In many ways, PerkinElmer (RVTY -0.09%) is a smaller version of ThermoFisher, as it makes diagnostic tests, life sciences reagents, and laboratory analyzer devices. Over the last five years, its shares grew by 440%, and there's reason to believe that it can continue to rise. PerkinElmer's business focuses more on offering consumable products like experiment kits, which is how around 80% of its revenue is recurring. It predicts that it'll bring in $3.3 billion this year, and management claims that its long-term organic revenue growth rate will be in the ballpark of 10%. For reference, over the last three years, it grew its trailing-12-month (TTM) revenue by 77.1%, which isn't half bad.

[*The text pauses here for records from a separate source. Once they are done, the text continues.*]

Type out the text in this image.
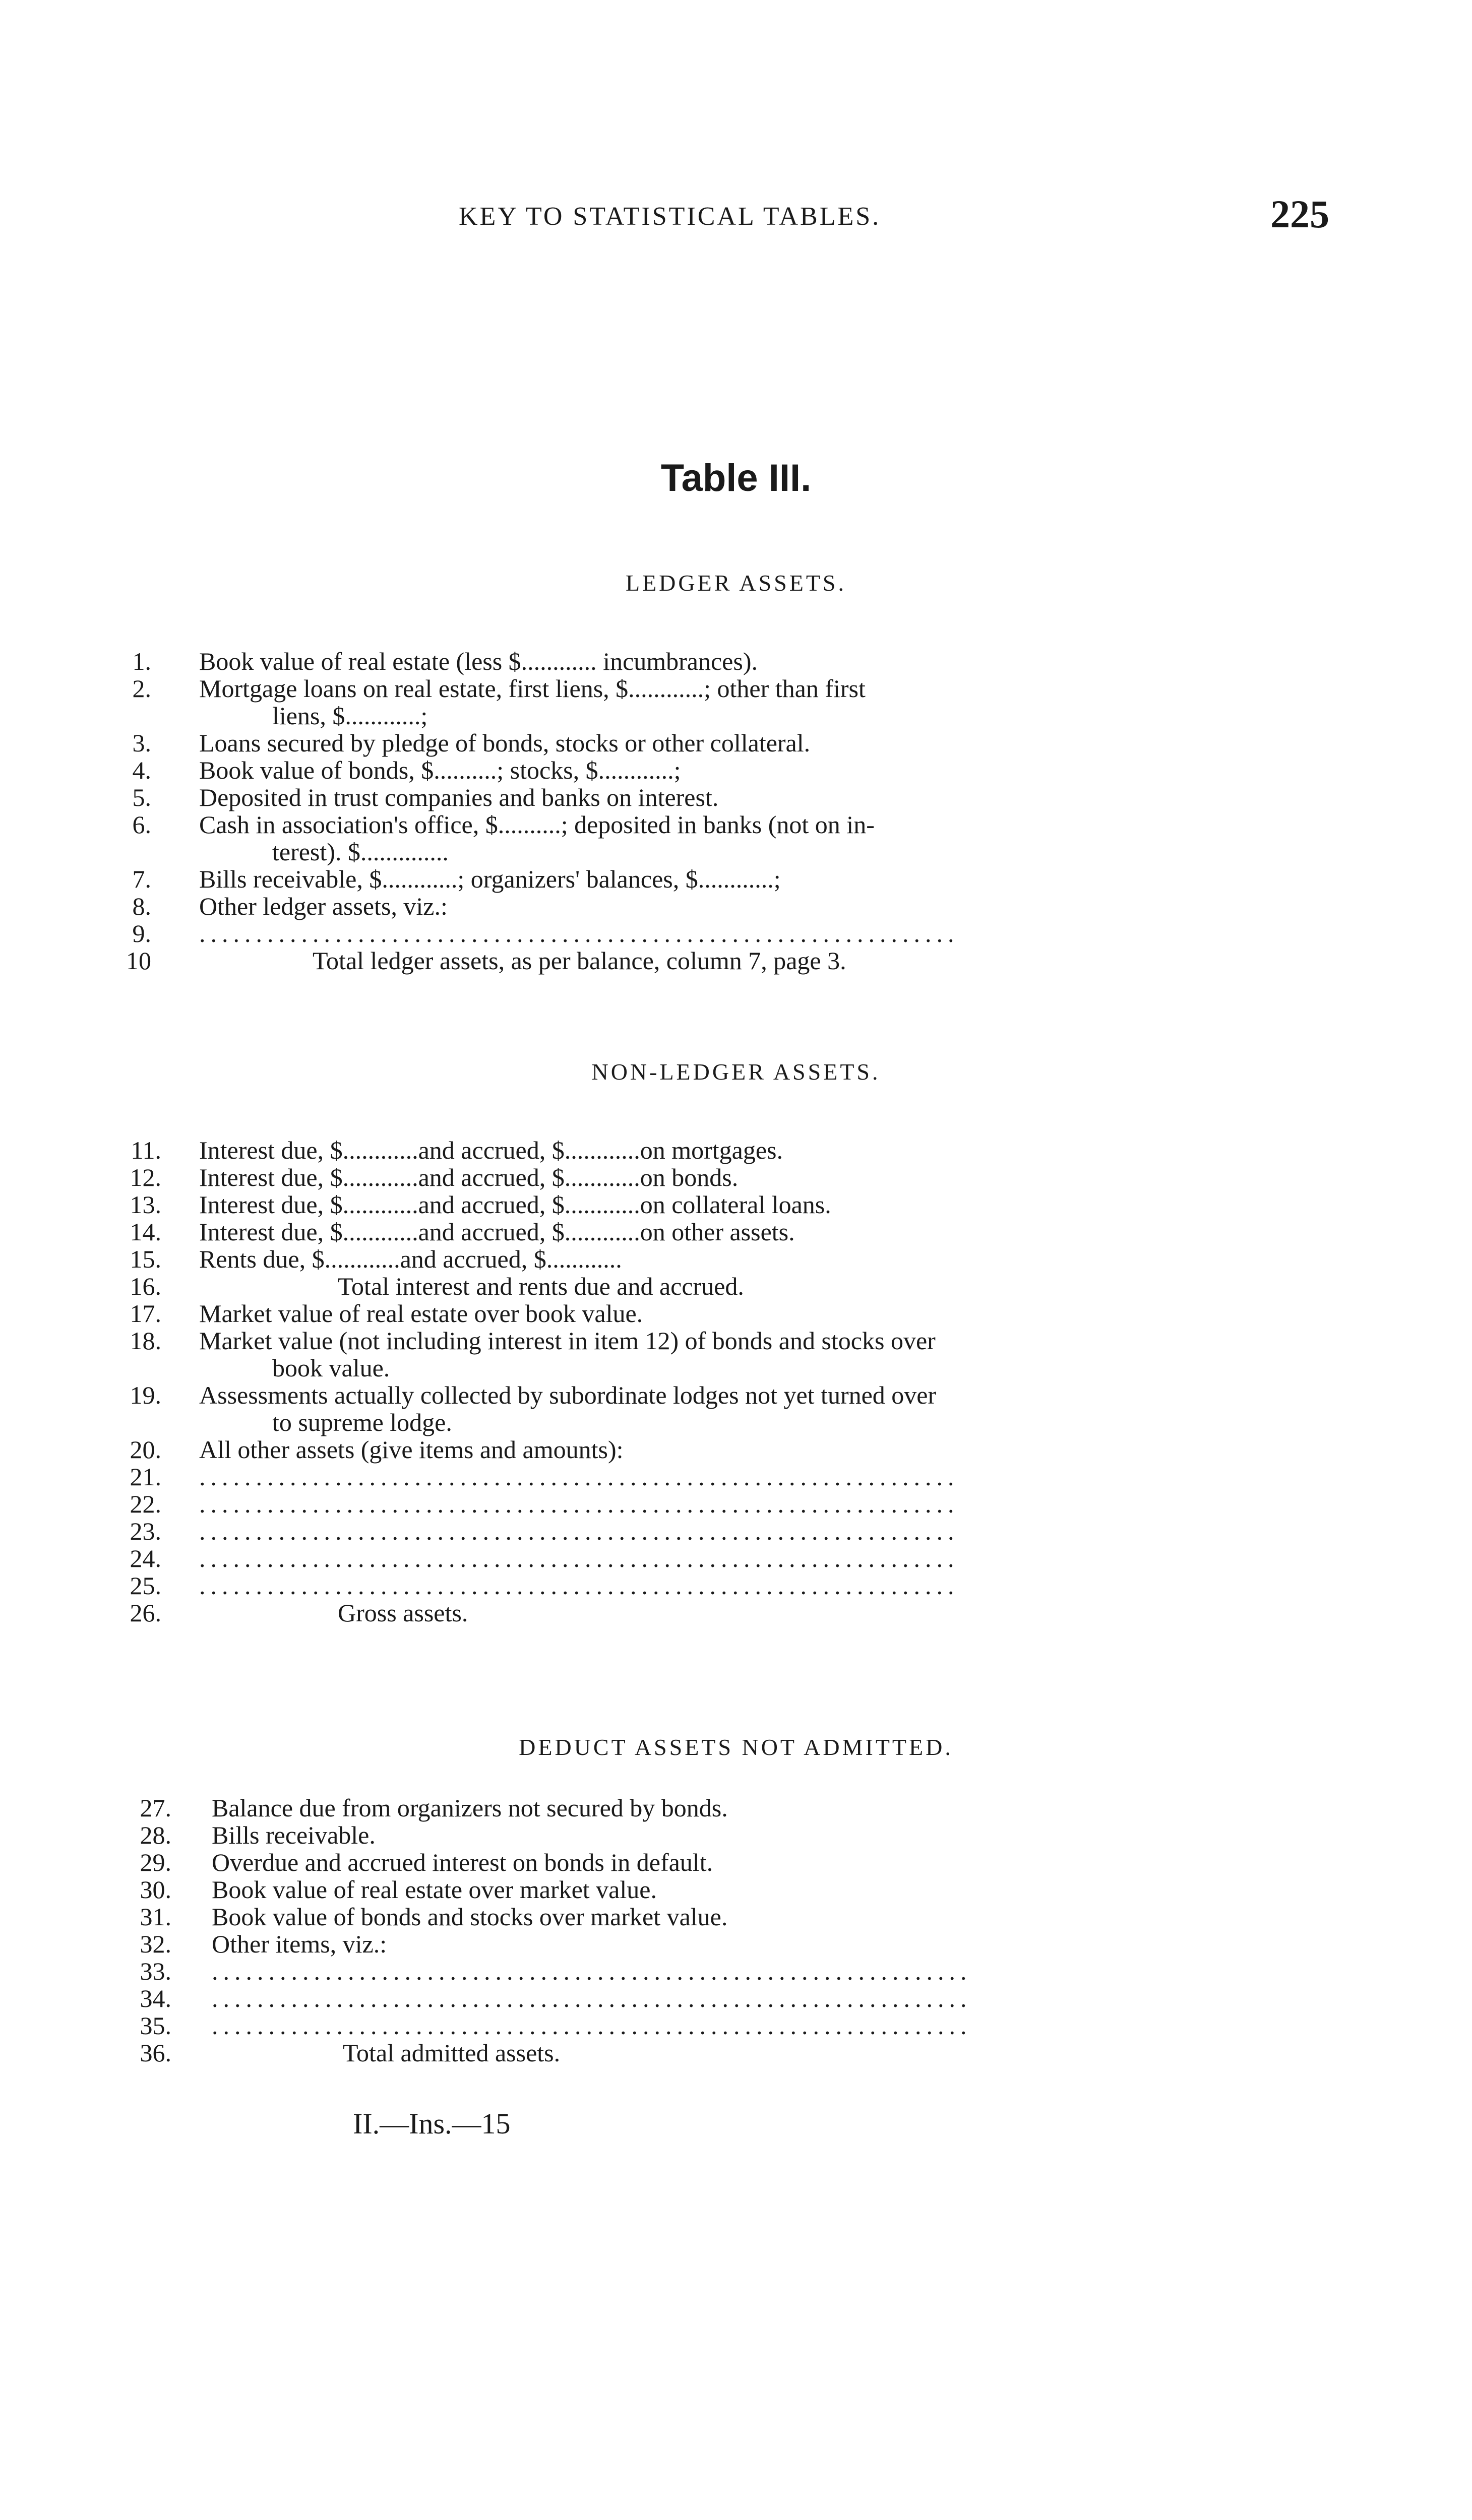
KEY TO STATISTICAL TABLES.	225
Table III.
LEDGER ASSETS.
1. Book value of real estate (less $............ incumbrances).
2. Mortgage loans on real estate, first liens, $............; other than first
liens, $............;
3. Loans secured by pledge of bonds, stocks or other collateral.
4. Book value of bonds, $..........; stocks, $............;
5. Deposited in trust companies and banks on interest.
6. Cash in association's office, $..........; deposited in banks (not on in-
terest). $..............
7. Bills receivable, $............; organizers' balances, $............;
8. Other ledger assets, viz.:
9. ...................................................................
10	Total ledger assets, as per balance, column 7, page 3.
NON-LEDGER ASSETS.
11. Interest due, $............and accrued, $............on mortgages.
12. Interest due, $............and accrued, $............on bonds.
13. Interest due, $............and accrued, $............on collateral loans.
14. Interest due, $............and accrued, $............on other assets.
15. Rents due, $............and accrued, $............
16.	Total interest and rents due and accrued.
17. Market value of real estate over book value.
18. Market value (not including interest in item 12) of bonds and stocks over
book value.
19. Assessments actually collected by subordinate lodges not yet turned over
to supreme lodge.
20. All other assets (give items and amounts):
21. ...................................................................
22. ...................................................................
23. ...................................................................
24. ...................................................................
25. ...................................................................
26.	Gross assets.
DEDUCT ASSETS NOT ADMITTED.
27. Balance due from organizers not secured by bonds.
28. Bills receivable.
29. Overdue and accrued interest on bonds in default.
30. Book value of real estate over market value.
31. Book value of bonds and stocks over market value.
32. Other items, viz.:
33. ...................................................................
34. ...................................................................
35. ...................................................................
36.	Total admitted assets.
II.—Ins.—15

In terms of its market positioning, PerkinElmer holds the largest share of the market for autoimmune and reproductive health diagnostics. It also has the third-place spot in the market for DNA and RNA extraction kits, which is critical because practically every biomedical laboratory in the world has an ongoing need for such products. To top it off, it's additionally the leading provider of pharmaceutical services among the 20 largest companies in the industry.

When paired with the fact that most of the sales it makes will recur once its customers consume all of what they purchased, its organic growth rate and market leadership make the company's expansion start to look quite robust over a few years' time, and that's one of the biggest reasons to buy the stock. Maintaining its market shares will also help to keep its base of recurring revenue rising year after year, as will developing new products based on new trends in biomedical research. And in the long run, that'll pay off big for investors who start a position in the stock today.